You already do something like this with Facebook, which at the same time connects you to hundreds or even thousands of people and their conversations (text, pix, gifts, etc) and filters and manages those conversations into something coherent that appears on your Facebook home page where you can make sense of it. And it both connects and filters much better than, say, plain email, which is why you youngers are abandoning email for social networks such as Facebook, while we olders tend to stay with email or handwritten letters.

Facebook is great for joining you to a larger social community and conversation, but what tools exist for joining you to a professional community and conversation? Actually, Facebook can be used for professional purposes, but my experience tells me that most Facebook users resent that. They want to keep Facebook strictly social. We still may find ways in this class to use Facebook for your professional work and communication (I'm defining your professional role as university student), but are there other tools for us to use? Of course.

Recently, the ReadWriteWeb blog posted a list of 10 best online tools for students. We are already using the Google Office suite, but we could use the others, especially Google Notebook and Calendar. Which of the other tools mentioned could be of help in this class? Let us know. Give us some ideas.

Several of the 10 best online tools on the ReadWriteWeb post are fairly individualistic, especially the bibliography tools, and they don't connect you to your crowd, but a recent post by Miguel Guhlin on the Share More! Wiki is all about connecting to your crowd, especially to your personal learning network. Guhlin, the director of instructional technology for the San Antonio Public Schools, says:

While in the past, we were limited by the occasions that served as “learning experiences,” in the 21st century, learning isn’t restricted to a special event bound by time and place. We don’t learn just when sitting in a meeting, or at a conference or from 8:00 to 3:30 PM when school is in session.
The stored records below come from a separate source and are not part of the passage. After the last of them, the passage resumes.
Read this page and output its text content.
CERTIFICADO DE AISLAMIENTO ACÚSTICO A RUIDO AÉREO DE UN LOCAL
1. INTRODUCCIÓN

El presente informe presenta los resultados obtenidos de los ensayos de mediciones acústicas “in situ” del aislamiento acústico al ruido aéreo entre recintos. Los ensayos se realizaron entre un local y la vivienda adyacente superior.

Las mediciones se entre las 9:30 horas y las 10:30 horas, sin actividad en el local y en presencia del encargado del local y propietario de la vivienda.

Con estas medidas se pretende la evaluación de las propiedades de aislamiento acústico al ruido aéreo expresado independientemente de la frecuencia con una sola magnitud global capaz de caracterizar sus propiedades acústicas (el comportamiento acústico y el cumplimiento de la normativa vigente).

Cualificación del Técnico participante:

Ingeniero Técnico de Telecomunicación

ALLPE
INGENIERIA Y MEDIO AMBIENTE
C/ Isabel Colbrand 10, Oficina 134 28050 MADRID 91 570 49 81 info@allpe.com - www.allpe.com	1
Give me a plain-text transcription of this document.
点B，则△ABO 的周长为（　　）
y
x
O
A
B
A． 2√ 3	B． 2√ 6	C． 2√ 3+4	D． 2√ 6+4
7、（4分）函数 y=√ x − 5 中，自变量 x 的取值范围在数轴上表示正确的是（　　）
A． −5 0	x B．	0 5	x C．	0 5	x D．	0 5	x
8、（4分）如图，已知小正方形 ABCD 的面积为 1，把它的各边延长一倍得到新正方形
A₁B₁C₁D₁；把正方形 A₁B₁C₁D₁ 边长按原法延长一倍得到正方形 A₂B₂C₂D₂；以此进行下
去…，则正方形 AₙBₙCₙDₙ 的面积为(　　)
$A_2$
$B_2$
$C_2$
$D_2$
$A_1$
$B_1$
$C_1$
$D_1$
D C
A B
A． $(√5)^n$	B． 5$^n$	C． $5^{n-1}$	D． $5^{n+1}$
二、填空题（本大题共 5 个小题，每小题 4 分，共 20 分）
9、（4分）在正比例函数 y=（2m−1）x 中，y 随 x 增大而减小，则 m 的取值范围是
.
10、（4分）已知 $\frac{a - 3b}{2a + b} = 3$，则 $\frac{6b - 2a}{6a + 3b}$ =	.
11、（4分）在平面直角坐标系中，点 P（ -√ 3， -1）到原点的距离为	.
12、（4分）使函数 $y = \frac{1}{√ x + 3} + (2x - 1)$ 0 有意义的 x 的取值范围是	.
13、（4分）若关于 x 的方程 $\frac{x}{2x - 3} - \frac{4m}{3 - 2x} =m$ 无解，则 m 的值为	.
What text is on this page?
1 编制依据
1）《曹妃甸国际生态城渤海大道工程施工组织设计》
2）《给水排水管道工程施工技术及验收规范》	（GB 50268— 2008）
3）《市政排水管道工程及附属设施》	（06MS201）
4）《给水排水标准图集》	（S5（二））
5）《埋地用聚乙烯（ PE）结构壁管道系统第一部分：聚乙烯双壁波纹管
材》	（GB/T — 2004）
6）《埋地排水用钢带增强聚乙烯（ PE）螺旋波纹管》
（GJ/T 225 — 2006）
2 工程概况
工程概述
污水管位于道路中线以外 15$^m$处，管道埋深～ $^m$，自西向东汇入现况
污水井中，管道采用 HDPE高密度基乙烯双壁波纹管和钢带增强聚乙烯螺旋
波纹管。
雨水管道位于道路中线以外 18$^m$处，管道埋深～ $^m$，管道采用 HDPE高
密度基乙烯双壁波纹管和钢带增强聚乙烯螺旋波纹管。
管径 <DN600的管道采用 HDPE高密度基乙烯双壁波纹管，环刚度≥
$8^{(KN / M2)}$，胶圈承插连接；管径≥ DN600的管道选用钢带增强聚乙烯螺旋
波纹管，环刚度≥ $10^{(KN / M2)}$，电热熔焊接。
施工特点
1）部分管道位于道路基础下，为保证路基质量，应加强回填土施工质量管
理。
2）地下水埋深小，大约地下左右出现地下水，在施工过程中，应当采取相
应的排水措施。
Today, we have the potential to tap into a flow of conversation, a web-based learning ecology, that we can learn from 24 hours a day, 7 days a week.

I think Guhlin is correct, but imagine the overwhelming pressure of 24/7/365 school, or job, or anything else. How do you drink from that kind of fire hose? Guhlin says: The only way for all of us to deal with the current challenge to our particular approach to learning — aside from ignoring it completely, which is about as effective as ignoring an oncoming truck — is to seize the wheel and create our own learning network. So let's seize the wheel.

What wheel? Guhlin lists several, but I want to start with RSS feeds, specifically Google Reader. The following video will give you a useful introduction to readers:



This CommonCraft video will tell you about Google Reader specifically:



So here is your next assignment, which you should complete by this weekend, Sunday, 07 Sep 08:
  • Setup your Google Reader using your gMail account.
  • Subscribe to at least 3 different web sites, including this IDST-2215 blog.
  • Share with me one of your other site feeds besides IDST-2215 (I don't need to know when this site is updated, given that I'm doing the updating :-).
I trust you are having a wonderful Labor Day break. Now get back to work. Remember: 24/7/365.